1) Does this patent require a specific antibiotic molecule?

The provided claim language does not specify an antibiotic identity in the independent claim text; it claims a once-daily product comprising at least one antibiotic, formulated into the required staged release system. The only explicit limitation in your excerpt is that the antibiotic can be a salt in Claim 37.

2) What is the single biggest numeric constraint in claim 1?

Claim 1 requires that Cmax of the total antibiotic released is achieved in less than about 12 hours from administration while delivering the total 24-hour dose.
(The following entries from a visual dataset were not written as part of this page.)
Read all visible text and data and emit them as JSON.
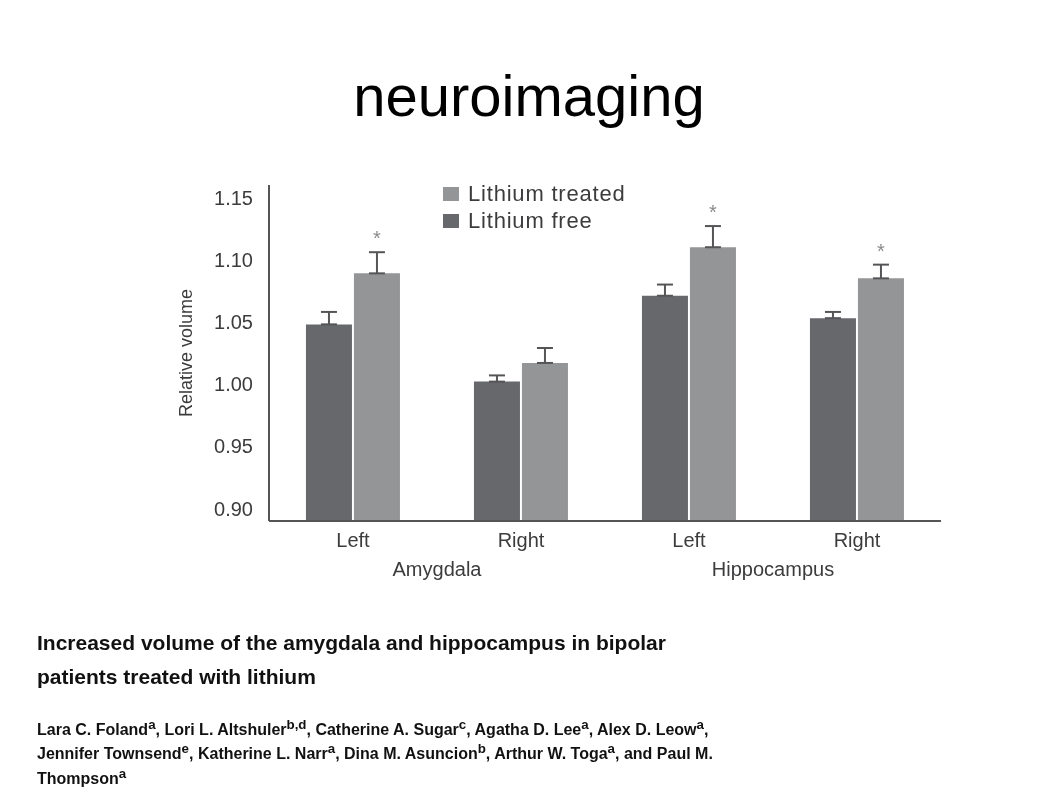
{
  "chart_data": {
    "type": "bar",
    "title": "neuroimaging",
    "ylabel": "Relative volume",
    "categories": [
      "Left",
      "Right",
      "Left",
      "Right"
    ],
    "series": [
      {
        "name": "Lithium free",
        "color": "#67686c",
        "values": [
          1.048,
          1.002,
          1.071,
          1.053
        ],
        "errors": [
          [
            1.048,
            1.058
          ],
          [
            1.002,
            1.007
          ],
          [
            1.071,
            1.08
          ],
          [
            1.053,
            1.058
          ]
        ]
      },
      {
        "name": "Lithium treated",
        "color": "#939597",
        "values": [
          1.089,
          1.017,
          1.11,
          1.085
        ],
        "errors": [
          [
            1.089,
            1.106
          ],
          [
            1.017,
            1.029
          ],
          [
            1.11,
            1.127
          ],
          [
            1.085,
            1.096
          ]
        ],
        "value_labels": [
          "*",
          null,
          "*",
          "*"
        ]
      }
    ],
    "ylim": [
      0.89,
      1.16
    ],
    "yticks": [
      {
        "value": 0.9,
        "label": "0.90"
      },
      0.95,
      {
        "value": 1.0,
        "label": "1.00"
      },
      1.05,
      {
        "value": 1.1,
        "label": "1.10"
      },
      1.15
    ],
    "legend": "top",
    "annotations": [
      "Amygdala",
      "Hippocampus",
      "Increased volume of the amygdala and hippocampus in bipolar patients treated with lithium",
      "Lara C. Foland$^{a}$, Lori L. Altshuler$^{b,d}$, Catherine A. Sugar$^{c}$, Agatha D. Lee$^{a}$, Alex D. Leow$^{a}$, Jennifer Townsend$^{e}$, Katherine L. Narr$^{a}$, Dina M. Asuncion$^{b}$, Arthur W. Toga$^{a}$, and Paul M. Thompson$^{a}$"
    ]
  }
}
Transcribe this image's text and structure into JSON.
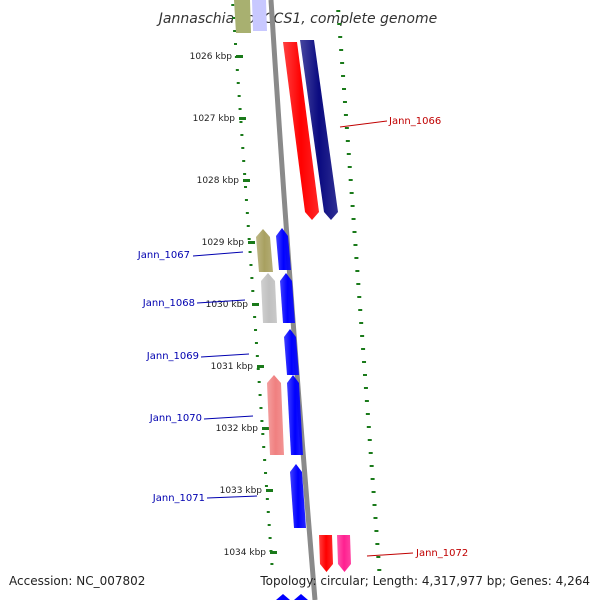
{
  "title": "Jannaschia sp. CCS1, complete genome",
  "accession": "Accession: NC_007802",
  "topology": "Topology: circular; Length: 4,317,977 bp; Genes: 4,264",
  "colors": {
    "backbone": "#8a8a8a",
    "tick": "#1a7a1a",
    "forward_label": "#0000b0",
    "reverse_label": "#c00000"
  },
  "scale": {
    "unit": "kbp",
    "ticks": [
      "1026 kbp",
      "1027 kbp",
      "1028 kbp",
      "1029 kbp",
      "1030 kbp",
      "1031 kbp",
      "1032 kbp",
      "1033 kbp",
      "1034 kbp"
    ]
  },
  "genes": [
    {
      "name": "Jann_1066",
      "strand": "reverse",
      "color": "#ff0000",
      "lane": "inner"
    },
    {
      "name": "",
      "strand": "reverse",
      "color": "#0a0a80",
      "lane": "inner"
    },
    {
      "name": "Jann_1067",
      "strand": "forward",
      "color": "#a8a060",
      "lane": "outer"
    },
    {
      "name": "",
      "strand": "forward",
      "color": "#0000ff",
      "lane": "inner"
    },
    {
      "name": "Jann_1068",
      "strand": "forward",
      "color": "#c0c0c0",
      "lane": "outer"
    },
    {
      "name": "",
      "strand": "forward",
      "color": "#0000ff",
      "lane": "inner"
    },
    {
      "name": "Jann_1069",
      "strand": "forward",
      "color": "#0000ff",
      "lane": "inner"
    },
    {
      "name": "Jann_1070",
      "strand": "forward",
      "color": "#f08080",
      "lane": "outer"
    },
    {
      "name": "",
      "strand": "forward",
      "color": "#0000ff",
      "lane": "inner"
    },
    {
      "name": "Jann_1071",
      "strand": "forward",
      "color": "#0000ff",
      "lane": "inner"
    },
    {
      "name": "Jann_1072",
      "strand": "reverse",
      "color": "#ff0000",
      "lane": "inner"
    },
    {
      "name": "",
      "strand": "reverse",
      "color": "#ff2090",
      "lane": "inner"
    }
  ]
}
3) How does claim 2 narrow the total-product peak?

Claim 2 adds that the product Cmax is reached no earlier than four hours after administration.

4) What staging requirements drive literal infringement risk for the immediate release portion?

Claim 3 sets a 0.5 to 2 hour immediate-stage Cmax window, and Claim 6 sets the immediate-stage dose fraction at 20% to 50% of the total antibiotic dose.

5) Is pH sensitivity required in all delayed-release forms?

No. Claim 1 requires that at least one of the delayed-release forms (second or third) is a pH sensitive dosage form.

References

[1] United States Patent 6,723,341 (claims provided in prompt).